February 15, 2018
The legislation to create a single external dispute resolution body for financial services has passed through Federal Parliament, with the new organisation slated to start accepting complaints from 1 November 2018.
The establishment of Australian Financial Complaints Authority (AFCA) had already been announced in May 2017 (see: Government to Create Single Dispute Resolution Body) and will replace the Financial Ombudsman Service (FOS), Credit and Investments Ombudsman (CIO) and Super Complaints Tribunal (SCT).
Current members of FOS and CIO will be required to retain their membership of those schemes until AFCA is operational and ASIC has asked the schemes to report organisations who fail to maintain their membership.

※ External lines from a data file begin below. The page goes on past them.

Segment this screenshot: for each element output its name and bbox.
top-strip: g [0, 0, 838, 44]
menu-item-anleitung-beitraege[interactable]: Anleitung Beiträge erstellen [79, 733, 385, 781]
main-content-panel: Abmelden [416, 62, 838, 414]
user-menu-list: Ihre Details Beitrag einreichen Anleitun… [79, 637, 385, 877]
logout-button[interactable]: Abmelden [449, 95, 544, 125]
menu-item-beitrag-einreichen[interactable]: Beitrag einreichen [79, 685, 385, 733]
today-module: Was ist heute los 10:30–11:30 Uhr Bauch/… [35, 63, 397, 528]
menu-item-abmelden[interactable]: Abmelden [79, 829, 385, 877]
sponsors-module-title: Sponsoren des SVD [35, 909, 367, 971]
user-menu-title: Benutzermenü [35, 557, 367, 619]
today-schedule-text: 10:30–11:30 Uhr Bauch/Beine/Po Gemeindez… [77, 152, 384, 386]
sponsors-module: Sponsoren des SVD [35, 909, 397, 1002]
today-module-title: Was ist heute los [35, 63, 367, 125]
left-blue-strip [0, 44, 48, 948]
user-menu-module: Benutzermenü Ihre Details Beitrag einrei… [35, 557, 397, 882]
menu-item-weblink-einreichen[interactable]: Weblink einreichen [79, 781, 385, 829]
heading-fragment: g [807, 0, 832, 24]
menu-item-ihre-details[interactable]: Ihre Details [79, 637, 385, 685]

“Strengthening these dispute resolution requirements will help deliver higher standards and better outcomes in the financial services market”
AFCA will operate under a not for profit company, which has yet to be created, but a proposal to operate the scheme will be put before Treasury by 15 March, 2018.
ASIC Deputy Chair, Peter Kell welcomed the passing of the legislation and said it would build on the outcomes of the three existing schemes and “fair, timely and effective dispute resolution is a cornerstone of the financial services consumer protection framework”.
“Strengthening these dispute resolution requirements will help deliver higher standards and better outcomes in the financial services market,” Kell said.
The Minister for Revenue and Financial Services, Kelly O’Dwyer said the new scheme would have higher monetary limits and compensation caps and would give more consumers and small businesses access to a free and binding dispute resolution system.
“AFCA will provide a one-stop shop to ensure consumers get a fair deal in resolving disputes with banks, insurers, super funds and small amount credit providers, without the expense, inconvenience, and trauma associated with going to court,” O’Dwyer said.